Tif Qureshi wins Swedish prize for minimally invasive dentistry

UK dentist, Tif Qureshi, and his fellow IAS Academy instructor from Oslo, Erik Svendsrud, recently received the Sverker Prize.

The Sverker Prize is awarded in memory of Sverker Toreskog.

Sverker Toreskog

For both the winners, the Sverker Prize jury mentioned their continuous effort to help patients achieve a functional smile without massive tooth destruction.

Erik has also focused on minimally invasive aesthetic dentistry.

‘I’m honoured to receive this prestigious award,’ Tif said.

‘I have always sought to promote minimally invasive dental techniques and much of the IAS Academy’s teaching focuses on this.

‘Therefore it is amazing to receive international recognition for this with the Sverker Prize.’

Admiration

The Sverker Prize recognises an individual’s commitment to conservative and effective dental techniques.

The recipients of the prize for this reason were UK dentist, Tif Qureshi and his fellow IAS Academy instructor from Oslo, Erik Svendsrud.

An article in the Scandinavian press cited Sverker’s admiration for Tif’s clinical skills.

Above all it mentions his focus on minimally invasive dentistry with the align, bleach and bond concept and his way of spreading knowledge about these techniques as a reason for Tif’s achievement.

The Sverker Prize

An internationally renowned clinician within the field of minimally invasive dentistry Sverker Toreskog qualified as a dentist in 1960.

He consequently continued his education at Indiana University for two years.

It was here that he consequently learnt the new concept of metal ceramic crowns.

He then brought this technique to Scandinavia in 1964.

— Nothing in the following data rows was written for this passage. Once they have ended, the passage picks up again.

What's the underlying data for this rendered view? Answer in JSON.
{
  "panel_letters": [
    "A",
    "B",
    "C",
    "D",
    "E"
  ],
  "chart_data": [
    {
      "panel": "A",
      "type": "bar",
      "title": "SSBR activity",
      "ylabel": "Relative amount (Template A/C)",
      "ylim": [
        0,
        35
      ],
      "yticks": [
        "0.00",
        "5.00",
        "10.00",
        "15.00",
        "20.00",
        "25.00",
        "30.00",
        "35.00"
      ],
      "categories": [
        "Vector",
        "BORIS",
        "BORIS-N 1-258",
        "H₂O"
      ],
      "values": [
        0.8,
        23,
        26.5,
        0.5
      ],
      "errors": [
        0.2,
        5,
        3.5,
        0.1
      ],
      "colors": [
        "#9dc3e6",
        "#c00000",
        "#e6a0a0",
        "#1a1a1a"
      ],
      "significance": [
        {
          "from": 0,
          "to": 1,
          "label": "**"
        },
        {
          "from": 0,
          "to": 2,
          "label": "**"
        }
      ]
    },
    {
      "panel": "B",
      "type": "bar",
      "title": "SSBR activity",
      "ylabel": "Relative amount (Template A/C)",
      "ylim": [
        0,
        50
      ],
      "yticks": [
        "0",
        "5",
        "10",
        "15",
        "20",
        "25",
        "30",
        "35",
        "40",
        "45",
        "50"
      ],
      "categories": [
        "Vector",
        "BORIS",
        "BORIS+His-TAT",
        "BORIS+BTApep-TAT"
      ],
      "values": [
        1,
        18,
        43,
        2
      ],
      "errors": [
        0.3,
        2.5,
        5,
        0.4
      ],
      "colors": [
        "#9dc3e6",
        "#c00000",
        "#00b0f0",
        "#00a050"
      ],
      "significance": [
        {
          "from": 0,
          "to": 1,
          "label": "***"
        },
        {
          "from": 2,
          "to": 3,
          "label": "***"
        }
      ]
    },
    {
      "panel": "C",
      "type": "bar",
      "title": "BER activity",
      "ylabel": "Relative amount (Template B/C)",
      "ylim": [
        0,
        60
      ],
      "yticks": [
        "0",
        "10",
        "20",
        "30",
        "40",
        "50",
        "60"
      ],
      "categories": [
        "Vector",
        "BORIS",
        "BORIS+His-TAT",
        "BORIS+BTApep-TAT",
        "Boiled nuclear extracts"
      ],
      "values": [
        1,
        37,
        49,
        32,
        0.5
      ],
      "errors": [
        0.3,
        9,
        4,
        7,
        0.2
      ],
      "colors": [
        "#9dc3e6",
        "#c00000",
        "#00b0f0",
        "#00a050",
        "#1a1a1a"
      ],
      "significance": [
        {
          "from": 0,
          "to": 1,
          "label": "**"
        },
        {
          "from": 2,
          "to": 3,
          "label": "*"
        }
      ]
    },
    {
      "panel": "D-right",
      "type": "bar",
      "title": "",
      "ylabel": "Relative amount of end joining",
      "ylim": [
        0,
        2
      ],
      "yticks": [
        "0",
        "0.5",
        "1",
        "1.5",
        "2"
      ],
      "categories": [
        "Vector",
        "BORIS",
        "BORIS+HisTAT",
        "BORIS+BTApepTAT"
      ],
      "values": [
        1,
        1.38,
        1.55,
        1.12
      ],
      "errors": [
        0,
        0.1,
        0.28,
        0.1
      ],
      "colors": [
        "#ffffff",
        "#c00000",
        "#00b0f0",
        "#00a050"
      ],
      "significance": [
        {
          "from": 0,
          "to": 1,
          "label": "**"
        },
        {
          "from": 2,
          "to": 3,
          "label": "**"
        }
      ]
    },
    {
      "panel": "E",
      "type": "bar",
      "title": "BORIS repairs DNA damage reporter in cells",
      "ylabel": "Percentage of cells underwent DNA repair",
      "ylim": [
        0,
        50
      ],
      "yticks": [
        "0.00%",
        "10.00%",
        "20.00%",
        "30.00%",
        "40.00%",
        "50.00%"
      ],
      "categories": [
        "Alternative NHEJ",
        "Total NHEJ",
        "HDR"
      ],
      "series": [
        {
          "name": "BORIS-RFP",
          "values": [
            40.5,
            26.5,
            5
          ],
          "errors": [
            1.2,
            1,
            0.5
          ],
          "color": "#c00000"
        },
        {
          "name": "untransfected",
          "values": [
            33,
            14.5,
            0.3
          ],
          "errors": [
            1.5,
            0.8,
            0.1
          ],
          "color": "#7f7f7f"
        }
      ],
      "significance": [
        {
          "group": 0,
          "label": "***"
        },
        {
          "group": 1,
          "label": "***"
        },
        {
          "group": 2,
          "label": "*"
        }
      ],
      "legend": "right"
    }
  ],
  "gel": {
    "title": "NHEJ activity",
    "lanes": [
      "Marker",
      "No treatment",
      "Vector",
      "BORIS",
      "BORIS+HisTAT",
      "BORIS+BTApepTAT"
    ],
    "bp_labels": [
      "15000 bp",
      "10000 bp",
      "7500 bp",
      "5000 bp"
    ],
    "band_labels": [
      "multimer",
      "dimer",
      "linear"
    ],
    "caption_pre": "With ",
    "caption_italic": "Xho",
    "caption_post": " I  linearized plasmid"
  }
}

After 1985, he changed from the metal ceramic crown to the thinner bonded porcelain shell crown.

The reason being the porcelain shell crown is more aesthetic, less invasive with fewer biological complications.

Sverker died from cancer in February 2013.

A couple of weeks before, he recorded a video at his hospice.

It summarised his life with a hope that more dentists would change to less invasive procedures.